Complex Fix Required
Patch must add ref-counting or split critical sections—requiring deep reasoning about kernel locking, memory lifetimes, and ordering semantics.
Beyond LLM Capabilities Alone
Such fixes are rare in public corpora and require global concurrency analysis → pure LLMs often hallucinate or miss the real invariant.
Take-away: Let LLMs auto-patch common "cookie-cutter" defects, but keep formal tools in the loop for concurrency, logic, and other data-sparse bugs.
PART D: Pain Points & Challenges
Scalability Issues
Current approaches struggle with large codebases and complex specifications, often requiring significant computational resources to verify real-world systems.
Expressiveness vs. Automation Tradeoff
More expressive logics and specifications provide better modeling but reduce automation potential, creating tension between verification power and ease of use.
LLM Hallucinations
Language models may suggest plausible but incorrect invariants or program sketches, requiring robust validation mechanisms to ensure soundness.
Domain Knowledge Transfer
Translating domain-specific requirements into formal specifications remains challenging, creating a semantic gap between developer intent and verifiable properties.
Data Quality and Availability
The effectiveness of formal methods is limited by the amount and quality of available training data, especially for specialized domains where high-quality annotated examples of specifications, proofs, and program properties are scarce.

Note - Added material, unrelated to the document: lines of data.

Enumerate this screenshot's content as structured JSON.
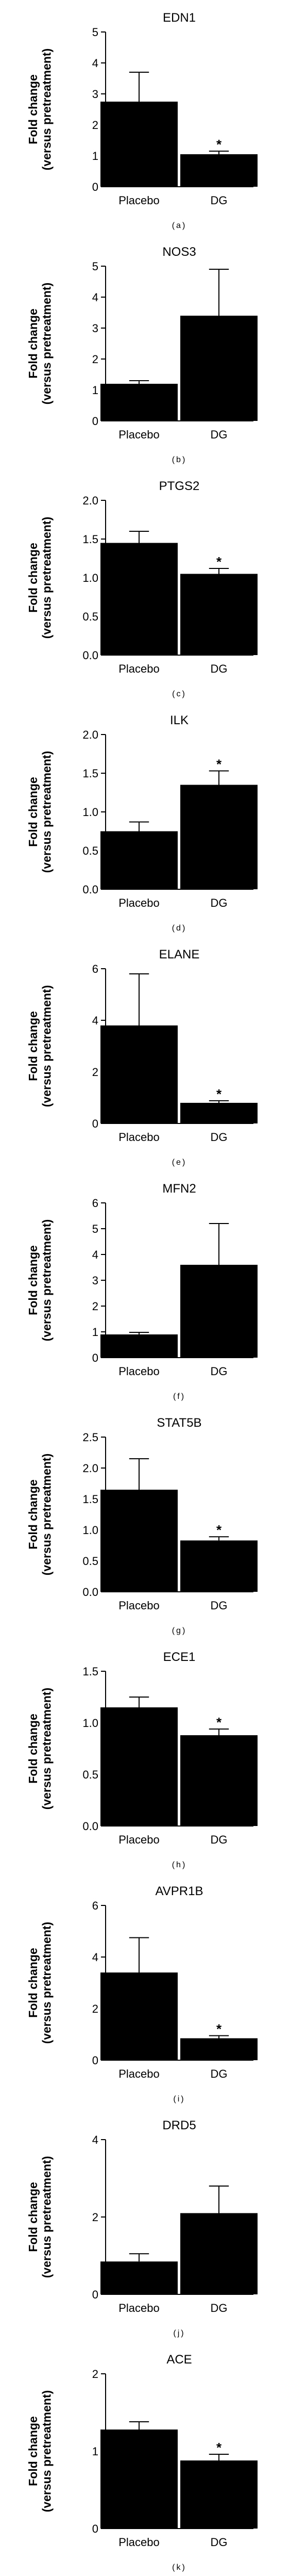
{
  "chart_data": [
    {
      "type": "bar",
      "panel": "(a)",
      "title": "EDN1",
      "ylabel": "Fold change\n(versus pretreatment)",
      "ylim": [
        0,
        5
      ],
      "yticks": [
        0,
        1,
        2,
        3,
        4,
        5
      ],
      "tick_labels": [
        "0",
        "1",
        "2",
        "3",
        "4",
        "5"
      ],
      "categories": [
        "Placebo",
        "DG"
      ],
      "values": [
        2.75,
        1.05
      ],
      "errors": [
        0.95,
        0.1
      ],
      "significant": [
        false,
        true
      ],
      "marker": "*"
    },
    {
      "type": "bar",
      "panel": "(b)",
      "title": "NOS3",
      "ylabel": "Fold change\n(versus pretreatment)",
      "ylim": [
        0,
        5
      ],
      "yticks": [
        0,
        1,
        2,
        3,
        4,
        5
      ],
      "tick_labels": [
        "0",
        "1",
        "2",
        "3",
        "4",
        "5"
      ],
      "categories": [
        "Placebo",
        "DG"
      ],
      "values": [
        1.2,
        3.4
      ],
      "errors": [
        0.1,
        1.5
      ],
      "significant": [
        false,
        false
      ],
      "marker": "*"
    },
    {
      "type": "bar",
      "panel": "(c)",
      "title": "PTGS2",
      "ylabel": "Fold change\n(versus pretreatment)",
      "ylim": [
        0,
        2
      ],
      "yticks": [
        0,
        0.5,
        1,
        1.5,
        2
      ],
      "tick_labels": [
        "0.0",
        "0.5",
        "1.0",
        "1.5",
        "2.0"
      ],
      "categories": [
        "Placebo",
        "DG"
      ],
      "values": [
        1.45,
        1.05
      ],
      "errors": [
        0.15,
        0.07
      ],
      "significant": [
        false,
        true
      ],
      "marker": "*"
    },
    {
      "type": "bar",
      "panel": "(d)",
      "title": "ILK",
      "ylabel": "Fold change\n(versus pretreatment)",
      "ylim": [
        0,
        2
      ],
      "yticks": [
        0,
        0.5,
        1,
        1.5,
        2
      ],
      "tick_labels": [
        "0.0",
        "0.5",
        "1.0",
        "1.5",
        "2.0"
      ],
      "categories": [
        "Placebo",
        "DG"
      ],
      "values": [
        0.75,
        1.35
      ],
      "errors": [
        0.12,
        0.18
      ],
      "significant": [
        false,
        true
      ],
      "marker": "*"
    },
    {
      "type": "bar",
      "panel": "(e)",
      "title": "ELANE",
      "ylabel": "Fold change\n(versus pretreatment)",
      "ylim": [
        0,
        6
      ],
      "yticks": [
        0,
        2,
        4,
        6
      ],
      "tick_labels": [
        "0",
        "2",
        "4",
        "6"
      ],
      "categories": [
        "Placebo",
        "DG"
      ],
      "values": [
        3.8,
        0.8
      ],
      "errors": [
        2.0,
        0.08
      ],
      "significant": [
        false,
        true
      ],
      "marker": "*"
    },
    {
      "type": "bar",
      "panel": "(f)",
      "title": "MFN2",
      "ylabel": "Fold change\n(versus pretreatment)",
      "ylim": [
        0,
        6
      ],
      "yticks": [
        0,
        1,
        2,
        3,
        4,
        5,
        6
      ],
      "tick_labels": [
        "0",
        "1",
        "2",
        "3",
        "4",
        "5",
        "6"
      ],
      "categories": [
        "Placebo",
        "DG"
      ],
      "values": [
        0.9,
        3.6
      ],
      "errors": [
        0.08,
        1.6
      ],
      "significant": [
        false,
        false
      ],
      "marker": "*"
    },
    {
      "type": "bar",
      "panel": "(g)",
      "title": "STAT5B",
      "ylabel": "Fold change\n(versus pretreatment)",
      "ylim": [
        0,
        2.5
      ],
      "yticks": [
        0,
        0.5,
        1,
        1.5,
        2,
        2.5
      ],
      "tick_labels": [
        "0.0",
        "0.5",
        "1.0",
        "1.5",
        "2.0",
        "2.5"
      ],
      "categories": [
        "Placebo",
        "DG"
      ],
      "values": [
        1.65,
        0.83
      ],
      "errors": [
        0.5,
        0.06
      ],
      "significant": [
        false,
        true
      ],
      "marker": "*"
    },
    {
      "type": "bar",
      "panel": "(h)",
      "title": "ECE1",
      "ylabel": "Fold change\n(versus pretreatment)",
      "ylim": [
        0,
        1.5
      ],
      "yticks": [
        0,
        0.5,
        1,
        1.5
      ],
      "tick_labels": [
        "0.0",
        "0.5",
        "1.0",
        "1.5"
      ],
      "categories": [
        "Placebo",
        "DG"
      ],
      "values": [
        1.15,
        0.88
      ],
      "errors": [
        0.1,
        0.06
      ],
      "significant": [
        false,
        true
      ],
      "marker": "*"
    },
    {
      "type": "bar",
      "panel": "(i)",
      "title": "AVPR1B",
      "ylabel": "Fold change\n(versus pretreatment)",
      "ylim": [
        0,
        6
      ],
      "yticks": [
        0,
        2,
        4,
        6
      ],
      "tick_labels": [
        "0",
        "2",
        "4",
        "6"
      ],
      "categories": [
        "Placebo",
        "DG"
      ],
      "values": [
        3.4,
        0.85
      ],
      "errors": [
        1.35,
        0.1
      ],
      "significant": [
        false,
        true
      ],
      "marker": "*"
    },
    {
      "type": "bar",
      "panel": "(j)",
      "title": "DRD5",
      "ylabel": "Fold change\n(versus pretreatment)",
      "ylim": [
        0,
        4
      ],
      "yticks": [
        0,
        2,
        4
      ],
      "tick_labels": [
        "0",
        "2",
        "4"
      ],
      "categories": [
        "Placebo",
        "DG"
      ],
      "values": [
        0.85,
        2.1
      ],
      "errors": [
        0.2,
        0.7
      ],
      "significant": [
        false,
        false
      ],
      "marker": "*"
    },
    {
      "type": "bar",
      "panel": "(k)",
      "title": "ACE",
      "ylabel": "Fold change\n(versus pretreatment)",
      "ylim": [
        0,
        2
      ],
      "yticks": [
        0,
        1,
        2
      ],
      "tick_labels": [
        "0",
        "1",
        "2"
      ],
      "categories": [
        "Placebo",
        "DG"
      ],
      "values": [
        1.28,
        0.88
      ],
      "errors": [
        0.1,
        0.08
      ],
      "significant": [
        false,
        true
      ],
      "marker": "*"
    }
  ]
}
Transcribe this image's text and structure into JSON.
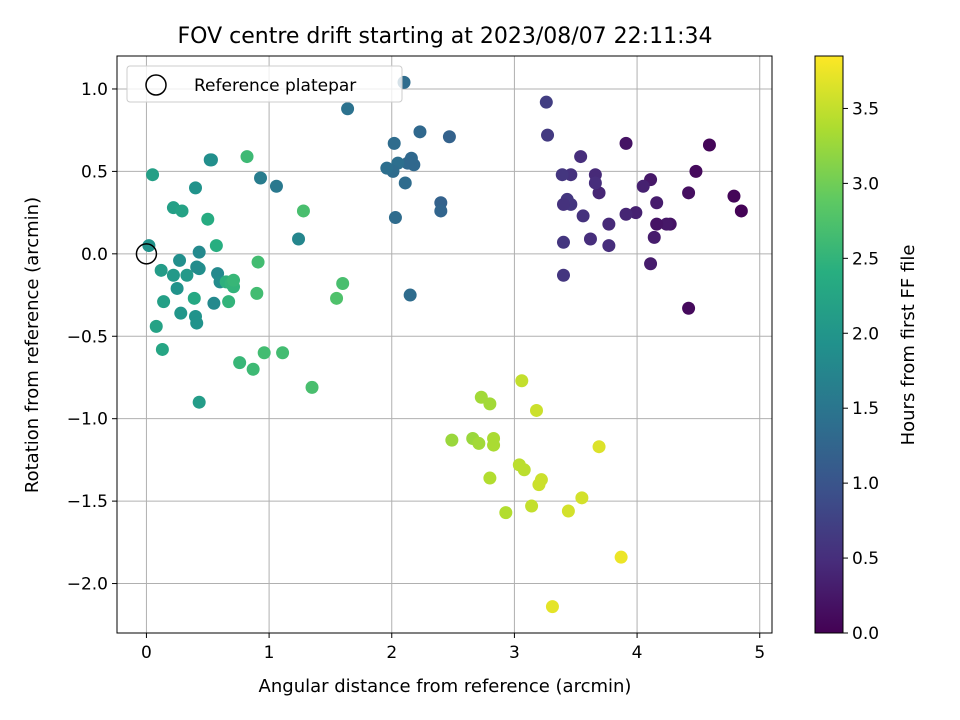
{
  "chart_data": {
    "type": "scatter",
    "title": "FOV centre drift starting at 2023/08/07 22:11:34",
    "xlabel": "Angular distance from reference (arcmin)",
    "ylabel": "Rotation from reference (arcmin)",
    "xlim": [
      -0.24,
      5.1
    ],
    "ylim": [
      -2.3,
      1.2
    ],
    "xticks": [
      0,
      1,
      2,
      3,
      4,
      5
    ],
    "yticks": [
      -2.0,
      -1.5,
      -1.0,
      -0.5,
      0.0,
      0.5,
      1.0
    ],
    "xtick_labels": [
      "0",
      "1",
      "2",
      "3",
      "4",
      "5"
    ],
    "ytick_labels": [
      "−2.0",
      "−1.5",
      "−1.0",
      "−0.5",
      "0.0",
      "0.5",
      "1.0"
    ],
    "grid": true,
    "legend": {
      "position": "top-left",
      "entries": [
        "Reference platepar"
      ]
    },
    "reference_point": {
      "x": 0,
      "y": 0
    },
    "colorbar": {
      "label": "Hours from first FF file",
      "colormap": "viridis",
      "range": [
        0,
        3.85
      ],
      "ticks": [
        0.0,
        0.5,
        1.0,
        1.5,
        2.0,
        2.5,
        3.0,
        3.5
      ],
      "tick_labels": [
        "0.0",
        "0.5",
        "1.0",
        "1.5",
        "2.0",
        "2.5",
        "3.0",
        "3.5"
      ]
    },
    "points": [
      {
        "x": 4.85,
        "y": 0.26,
        "c": 0.02
      },
      {
        "x": 4.79,
        "y": 0.35,
        "c": 0.05
      },
      {
        "x": 4.59,
        "y": 0.66,
        "c": 0.05
      },
      {
        "x": 4.48,
        "y": 0.5,
        "c": 0.1
      },
      {
        "x": 4.42,
        "y": 0.37,
        "c": 0.15
      },
      {
        "x": 4.42,
        "y": -0.33,
        "c": 0.1
      },
      {
        "x": 4.27,
        "y": 0.18,
        "c": 0.2
      },
      {
        "x": 4.24,
        "y": 0.18,
        "c": 0.25
      },
      {
        "x": 4.16,
        "y": 0.18,
        "c": 0.2
      },
      {
        "x": 4.16,
        "y": 0.31,
        "c": 0.3
      },
      {
        "x": 4.14,
        "y": 0.1,
        "c": 0.3
      },
      {
        "x": 4.11,
        "y": 0.45,
        "c": 0.25
      },
      {
        "x": 4.11,
        "y": -0.06,
        "c": 0.3
      },
      {
        "x": 4.05,
        "y": 0.41,
        "c": 0.35
      },
      {
        "x": 3.99,
        "y": 0.25,
        "c": 0.35
      },
      {
        "x": 3.91,
        "y": 0.67,
        "c": 0.2
      },
      {
        "x": 3.91,
        "y": 0.24,
        "c": 0.4
      },
      {
        "x": 3.77,
        "y": 0.18,
        "c": 0.45
      },
      {
        "x": 3.77,
        "y": 0.05,
        "c": 0.5
      },
      {
        "x": 3.69,
        "y": 0.37,
        "c": 0.4
      },
      {
        "x": 3.66,
        "y": 0.48,
        "c": 0.45
      },
      {
        "x": 3.66,
        "y": 0.43,
        "c": 0.5
      },
      {
        "x": 3.62,
        "y": 0.09,
        "c": 0.5
      },
      {
        "x": 3.56,
        "y": 0.23,
        "c": 0.55
      },
      {
        "x": 3.54,
        "y": 0.59,
        "c": 0.5
      },
      {
        "x": 3.46,
        "y": 0.48,
        "c": 0.55
      },
      {
        "x": 3.46,
        "y": 0.3,
        "c": 0.6
      },
      {
        "x": 3.43,
        "y": 0.33,
        "c": 0.6
      },
      {
        "x": 3.4,
        "y": 0.3,
        "c": 0.55
      },
      {
        "x": 3.4,
        "y": 0.07,
        "c": 0.6
      },
      {
        "x": 3.4,
        "y": -0.13,
        "c": 0.6
      },
      {
        "x": 3.39,
        "y": 0.48,
        "c": 0.6
      },
      {
        "x": 3.27,
        "y": 0.72,
        "c": 0.65
      },
      {
        "x": 3.26,
        "y": 0.92,
        "c": 0.7
      },
      {
        "x": 2.47,
        "y": 0.71,
        "c": 1.2
      },
      {
        "x": 2.4,
        "y": 0.31,
        "c": 1.2
      },
      {
        "x": 2.4,
        "y": 0.26,
        "c": 1.25
      },
      {
        "x": 2.23,
        "y": 0.74,
        "c": 1.3
      },
      {
        "x": 2.18,
        "y": 0.54,
        "c": 1.3
      },
      {
        "x": 2.16,
        "y": 0.58,
        "c": 1.3
      },
      {
        "x": 2.15,
        "y": -0.25,
        "c": 1.35
      },
      {
        "x": 2.13,
        "y": 0.55,
        "c": 1.3
      },
      {
        "x": 2.11,
        "y": 0.43,
        "c": 1.35
      },
      {
        "x": 2.1,
        "y": 1.04,
        "c": 1.35
      },
      {
        "x": 2.05,
        "y": 0.55,
        "c": 1.4
      },
      {
        "x": 2.03,
        "y": 0.22,
        "c": 1.35
      },
      {
        "x": 2.02,
        "y": 0.67,
        "c": 1.35
      },
      {
        "x": 2.01,
        "y": 0.5,
        "c": 1.35
      },
      {
        "x": 1.96,
        "y": 0.52,
        "c": 1.4
      },
      {
        "x": 1.64,
        "y": 0.88,
        "c": 1.45
      },
      {
        "x": 1.06,
        "y": 0.41,
        "c": 1.55
      },
      {
        "x": 0.93,
        "y": 0.46,
        "c": 1.6
      },
      {
        "x": 1.24,
        "y": 0.09,
        "c": 1.75
      },
      {
        "x": 0.52,
        "y": 0.57,
        "c": 1.85
      },
      {
        "x": 0.53,
        "y": 0.57,
        "c": 1.9
      },
      {
        "x": 0.4,
        "y": 0.4,
        "c": 1.95
      },
      {
        "x": 0.43,
        "y": 0.01,
        "c": 1.8
      },
      {
        "x": 0.55,
        "y": -0.3,
        "c": 1.8
      },
      {
        "x": 0.58,
        "y": -0.12,
        "c": 1.8
      },
      {
        "x": 0.6,
        "y": -0.17,
        "c": 1.85
      },
      {
        "x": 0.43,
        "y": -0.09,
        "c": 1.9
      },
      {
        "x": 0.41,
        "y": -0.08,
        "c": 1.85
      },
      {
        "x": 0.27,
        "y": -0.04,
        "c": 1.9
      },
      {
        "x": 0.25,
        "y": -0.21,
        "c": 1.95
      },
      {
        "x": 0.28,
        "y": -0.36,
        "c": 2.0
      },
      {
        "x": 0.4,
        "y": -0.38,
        "c": 1.95
      },
      {
        "x": 0.41,
        "y": -0.42,
        "c": 1.95
      },
      {
        "x": 0.33,
        "y": -0.13,
        "c": 2.05
      },
      {
        "x": 0.22,
        "y": -0.13,
        "c": 2.05
      },
      {
        "x": 0.12,
        "y": -0.1,
        "c": 2.1
      },
      {
        "x": 0.14,
        "y": -0.29,
        "c": 2.15
      },
      {
        "x": 0.08,
        "y": -0.44,
        "c": 2.2
      },
      {
        "x": 0.13,
        "y": -0.58,
        "c": 2.25
      },
      {
        "x": 0.02,
        "y": 0.05,
        "c": 1.95
      },
      {
        "x": 0.05,
        "y": 0.48,
        "c": 2.15
      },
      {
        "x": 0.22,
        "y": 0.28,
        "c": 2.15
      },
      {
        "x": 0.29,
        "y": 0.26,
        "c": 2.2
      },
      {
        "x": 0.43,
        "y": -0.9,
        "c": 2.1
      },
      {
        "x": 0.39,
        "y": -0.27,
        "c": 2.3
      },
      {
        "x": 0.5,
        "y": 0.21,
        "c": 2.35
      },
      {
        "x": 0.57,
        "y": 0.05,
        "c": 2.4
      },
      {
        "x": 0.65,
        "y": -0.17,
        "c": 2.45
      },
      {
        "x": 0.69,
        "y": -0.18,
        "c": 2.5
      },
      {
        "x": 0.71,
        "y": -0.2,
        "c": 2.5
      },
      {
        "x": 0.71,
        "y": -0.16,
        "c": 2.55
      },
      {
        "x": 0.67,
        "y": -0.29,
        "c": 2.5
      },
      {
        "x": 0.76,
        "y": -0.66,
        "c": 2.55
      },
      {
        "x": 0.82,
        "y": 0.59,
        "c": 2.6
      },
      {
        "x": 0.87,
        "y": -0.7,
        "c": 2.6
      },
      {
        "x": 0.91,
        "y": -0.05,
        "c": 2.65
      },
      {
        "x": 0.9,
        "y": -0.24,
        "c": 2.65
      },
      {
        "x": 0.96,
        "y": -0.6,
        "c": 2.65
      },
      {
        "x": 1.11,
        "y": -0.6,
        "c": 2.65
      },
      {
        "x": 1.28,
        "y": 0.26,
        "c": 2.7
      },
      {
        "x": 1.35,
        "y": -0.81,
        "c": 2.7
      },
      {
        "x": 1.55,
        "y": -0.27,
        "c": 2.75
      },
      {
        "x": 1.6,
        "y": -0.18,
        "c": 2.7
      },
      {
        "x": 2.49,
        "y": -1.13,
        "c": 3.25
      },
      {
        "x": 2.66,
        "y": -1.12,
        "c": 3.25
      },
      {
        "x": 2.71,
        "y": -1.15,
        "c": 3.3
      },
      {
        "x": 2.73,
        "y": -0.87,
        "c": 3.3
      },
      {
        "x": 2.8,
        "y": -0.91,
        "c": 3.3
      },
      {
        "x": 2.83,
        "y": -1.12,
        "c": 3.35
      },
      {
        "x": 2.83,
        "y": -1.16,
        "c": 3.35
      },
      {
        "x": 2.8,
        "y": -1.36,
        "c": 3.4
      },
      {
        "x": 2.93,
        "y": -1.57,
        "c": 3.4
      },
      {
        "x": 3.04,
        "y": -1.28,
        "c": 3.45
      },
      {
        "x": 3.08,
        "y": -1.31,
        "c": 3.45
      },
      {
        "x": 3.06,
        "y": -0.77,
        "c": 3.5
      },
      {
        "x": 3.14,
        "y": -1.53,
        "c": 3.5
      },
      {
        "x": 3.18,
        "y": -0.95,
        "c": 3.55
      },
      {
        "x": 3.22,
        "y": -1.37,
        "c": 3.55
      },
      {
        "x": 3.2,
        "y": -1.4,
        "c": 3.55
      },
      {
        "x": 3.31,
        "y": -2.14,
        "c": 3.7
      },
      {
        "x": 3.44,
        "y": -1.56,
        "c": 3.6
      },
      {
        "x": 3.55,
        "y": -1.48,
        "c": 3.6
      },
      {
        "x": 3.69,
        "y": -1.17,
        "c": 3.65
      },
      {
        "x": 3.87,
        "y": -1.84,
        "c": 3.75
      }
    ]
  }
}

Hallucination & Unsound Suggestions
Non-existent APIs
LLMs may suggest fictional functions like "fast_mod_mul" that don't exist in actual libraries, leading to implementation errors.
Partial Proofs
Models often generate incomplete verification proofs using placeholders like "Admitted" instead of complete formal arguments.
Incorrect Constants
Critical errors in suggested cryptographic code with wrong constant values, potentially compromising security properties.
Spec Ambiguity & Over-Fitting
Spec Ambiguity & Over-Fitting
LLMs may generate patches that delete functionality while still satisfying tests, exploiting incomplete specifications.
Specification Quality Matters
Need richer specifications or hidden test suites to prevent LLMs from producing technically correct but undesired solutions.
Verification as Guardrails
Formal verification helps ensure LLM-proposed solutions maintain critical properties beyond simple test passing.
Key Take-Aways
Formal Methods = Search + Ranking
LLMs supply strong data-driven priors for guiding the search process
Application Areas
Verification → invariants & tactics; Synthesis → sketches; Repair → patches
Ensuring Correctness
Always keep a formal checker in the loop for soundness
Challenges
Current pain points: hallucination, specification gaps, scalability, auditability
Thank You!
CS292C: Computer-Aided Reasoning for Software
We appreciate your participation and engagement throughout this course.
We hope the concepts and techniques covered will be valuable in your future research and development work.